This is just something that's been in my head. It may or may not develop into an actual story.


Gabriel felt a cool breeze blow across him. The smell of smoke a char filled his nostrils. He opened his eyes to stare at the wispy clouds sliding lazily across the blue sky. At the corners of his vision he saw the ends of blackened wooden beams. As the wind breathed gently again, little clouds of ash floated up and curled their way through the air. Gabriel focused on the clouds, feeling detached and calm.

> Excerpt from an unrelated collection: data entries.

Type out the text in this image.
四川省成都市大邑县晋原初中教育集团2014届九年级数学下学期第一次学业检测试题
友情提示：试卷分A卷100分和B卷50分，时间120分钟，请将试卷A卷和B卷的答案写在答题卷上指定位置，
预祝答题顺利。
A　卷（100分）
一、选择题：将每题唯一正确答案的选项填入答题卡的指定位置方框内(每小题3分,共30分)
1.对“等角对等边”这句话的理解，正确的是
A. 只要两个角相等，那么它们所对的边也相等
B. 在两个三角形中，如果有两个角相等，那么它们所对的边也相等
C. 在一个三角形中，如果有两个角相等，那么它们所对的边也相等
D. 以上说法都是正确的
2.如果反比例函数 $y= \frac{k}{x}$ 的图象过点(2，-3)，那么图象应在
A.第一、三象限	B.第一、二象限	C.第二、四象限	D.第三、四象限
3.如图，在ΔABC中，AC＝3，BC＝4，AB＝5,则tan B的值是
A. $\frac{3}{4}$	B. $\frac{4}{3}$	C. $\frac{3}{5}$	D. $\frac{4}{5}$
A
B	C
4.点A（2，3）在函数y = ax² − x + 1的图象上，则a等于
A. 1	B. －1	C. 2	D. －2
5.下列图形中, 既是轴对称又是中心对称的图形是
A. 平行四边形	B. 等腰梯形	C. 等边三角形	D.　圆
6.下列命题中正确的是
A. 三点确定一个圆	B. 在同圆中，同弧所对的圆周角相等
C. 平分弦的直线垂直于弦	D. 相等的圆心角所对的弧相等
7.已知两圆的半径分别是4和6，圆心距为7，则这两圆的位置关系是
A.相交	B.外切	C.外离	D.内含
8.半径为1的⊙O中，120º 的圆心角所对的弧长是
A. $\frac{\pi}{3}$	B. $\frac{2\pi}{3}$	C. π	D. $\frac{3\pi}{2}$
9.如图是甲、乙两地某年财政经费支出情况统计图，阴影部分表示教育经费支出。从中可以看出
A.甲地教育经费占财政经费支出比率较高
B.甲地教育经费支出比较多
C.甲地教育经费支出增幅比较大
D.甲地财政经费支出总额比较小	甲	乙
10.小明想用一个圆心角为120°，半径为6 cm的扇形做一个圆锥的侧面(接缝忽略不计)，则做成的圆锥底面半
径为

The sound of fluttering wings invaded the relative silence, and as sudden puff of ash rose chaotically up next to Gabriel’s head. He watched as the particles of debris gradually slowed their turning in the air and gently began to float down. Then a loud cracking caw in his ear made him jump. He turned his head to find the large black shape of a crow. It stared down at him with one eye, it’s head cocked slightly. Groggily Gabriel realized that its eye was blue.

The boy and the bird watched each other silently, unmoving. Slowly Gabriel began to feel less like he’d just woken up in he middle of a dream. As reality gradually reestablished itself, Gabriel began to think. The crow leaped unexpectedly into the air, beating its wings heavily. Gabriel sat up quickly as it rose with surprising grace. He was momentarily blinded as the blood rushed around in his head. Regaining his sense, Gabriel saw the crow land smoothly on top of one of the charred beams that had once supported the church.

Finally Gabriel searched his surroundings. Yes, the building had been a church, but no longer. Most of what had been walls and the ceiling were now cold and crumbling coals. Large black chunks of the thicker support beams lay next to their cracked bases, dead and useless. The burnt wreckage looked days old, for not a single wisp of smoke rose from the ashes. Ash was disturbed only by the wind, and was otherwise settled.

The crow caught Gabriel’s attention once more as it took off into the sky, disappearing quickly over tall trees untouched by any fire. Gabriel watched the spot were it had disappeared while he tried to remember what had happened. The small church was tucked away on a hill in the woods, a mile from the town it was supposed to have serviced. There was no damage to anything but the church, from what Gabriel could see, though there seemed to be plenty of trees nearby that should have burned. He couldn’t remember how the fire started, or even seeing a fire at all. He couldn’t remember if he’d been in the church when it was burning, or if he’d come afterward.

No, he thought, not after the fire, but before it. And suddenly he remembered. A sudden shock jolted through his body and he brought his hand to his forehead with a gasp. He pressed against his skin with his fingertips, searching for a mark or pain, but found only smooth, undamaged flesh. Impossible. He took a deep breath and let it slowly out, staring blankly past his hand. It was impossible that he was alive.